- Genre: Sitcom
- Created by: Garry Marshall; Dale McRaven;
- Developed by: Alan Eisenstock; Larry Mintz;
- Starring: Donna Pescow; Robert Hays; Doris Roberts; Debralee Scott; Diane Robin; Tammy Lauren; Sharon Spelman; Tim Thomerson;
- Theme music composer: Norman Gimbel (Lyrics); Charles Fox;
- Opening theme: "Different Worlds" performed by Maureen McGovern
- Country of origin: United States
- Original language: English
- No. of seasons: 2
- No. of episodes: 36

Production
- Executive producers: Bob Ellison; Dale McRaven; Leonora Thuna;
- Producers: Alan Eisenstock; Bruce Johnson; Larry Mintz;
- Camera setup: Multi-camera
- Running time: 24 minutes
- Production companies: Miller-Milkis Productions (season 1); Miller-Milkis-Boyett Productions (season 2); Henderson Production Company, Inc.; Paramount Television;

Original release
- Network: ABC
- Release: February 8, 1979 – September 4, 1980

= Angie (TV series) =

American sitcom (1979–1980)

Angie is an American sitcom television series that aired on ABC from February 8, 1979, to September 4, 1980. The series was created by Garry Marshall and Dale McRaven, and produced by Miller-Milkis Productions (Miller-Milkis-Boyett in Season 2) in association with Paramount Television.

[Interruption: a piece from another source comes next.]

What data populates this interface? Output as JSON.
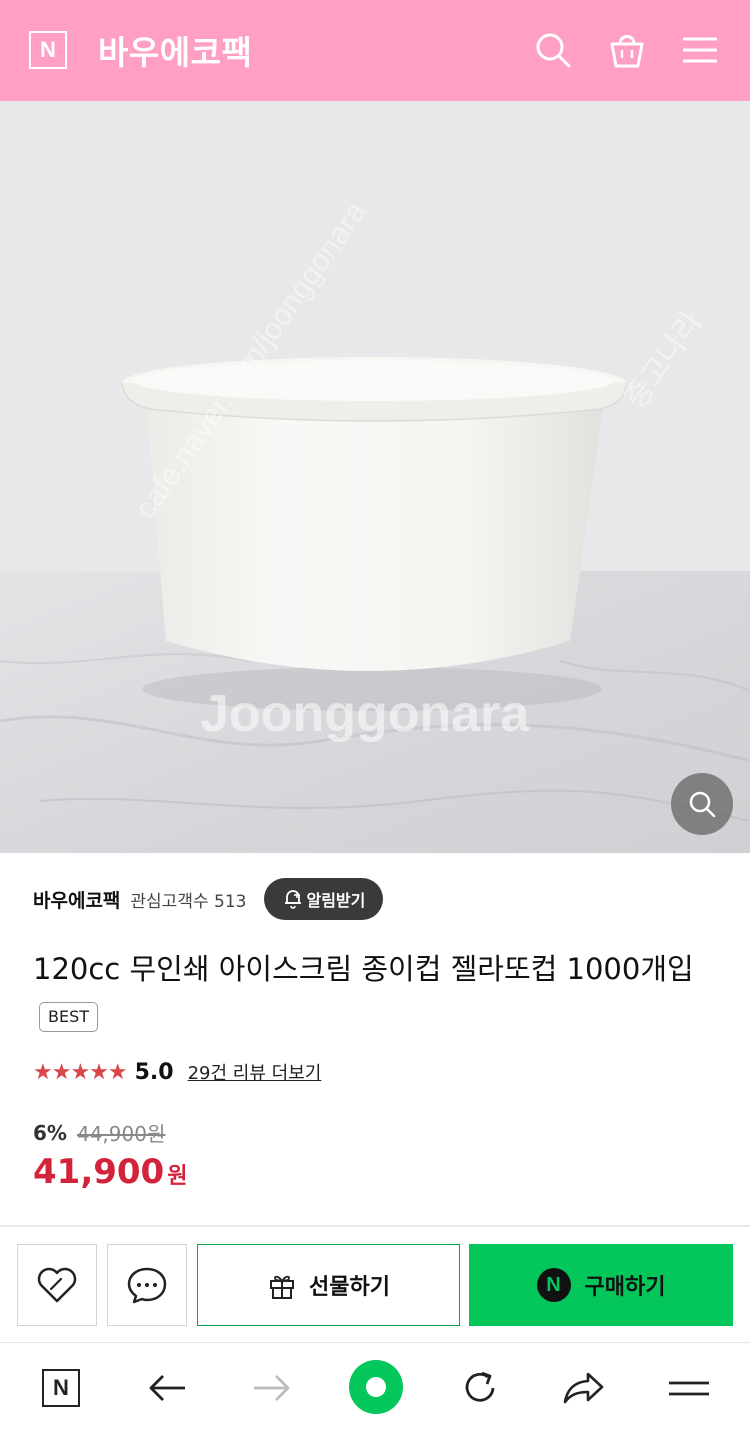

The series stars Donna Pescow in the lead role, Robert Hays as her love interest and eventual husband, Doris Roberts as her mother, and Debralee Scott as her sister.

The complete series was released as a Region 1 DVD set on September 1, 2017.

==Premise==
In Philadelphia, Italian-American coffee-shop waitress Angie Falco starts a romance with customer Bradley Benson, a pediatrician. While she assumes that he is a struggling young doctor, he reveals that he is actually rebelling against his wealthy family.

The other Falco family members are Angie's mother Theresa and her younger sister Marie. Angie and Marie's father walked out on the family many years earlier, but Theresa continues to set a place for him at the dinner table. Brad's relatives consist of his stuffy father Randall, his overbearing and much-married-then-divorced sister Joyce, and Joyce's daughter Hillary, with whom Angie forms a close bond.

Frustrated by the arguments between their families over their wedding plans, Angie and Brad elope. Later, Theresa arranges a small Catholic family wedding, merging their two very different families: the blue-blooded suburban Bensons and the blue-collar urban Italian-American Falcos. Following the wedding, Brad purchases the coffee shop for Angie.

In the second season, Angie and Theresa open a beauty salon where they must contend with pleasure-seeking hairstylist Gianni. The characters of Hillary Benson and Didi Malloy were not continued after the first season.

==Characters==

Angelina "Angie" Falco, later Angie Benson (Donna Pescow), is the title character. At first a waitress at the Liberty Coffee Shop in Philadelphia, she meets Dr. Brad Benson, who works at the medical center across the street. Angie is initially unsure about dating him because of their economic differences, but he convinces her that he loves her. Angie then elopes with him because the families continuously argue about the wedding details. She later accedes to her mother's wishes and has a small Catholic wedding ceremony. Brad buys the coffee shop for Angie to keep her busy, but she later sells it to buy a beauty salon where she employs her mother and sister.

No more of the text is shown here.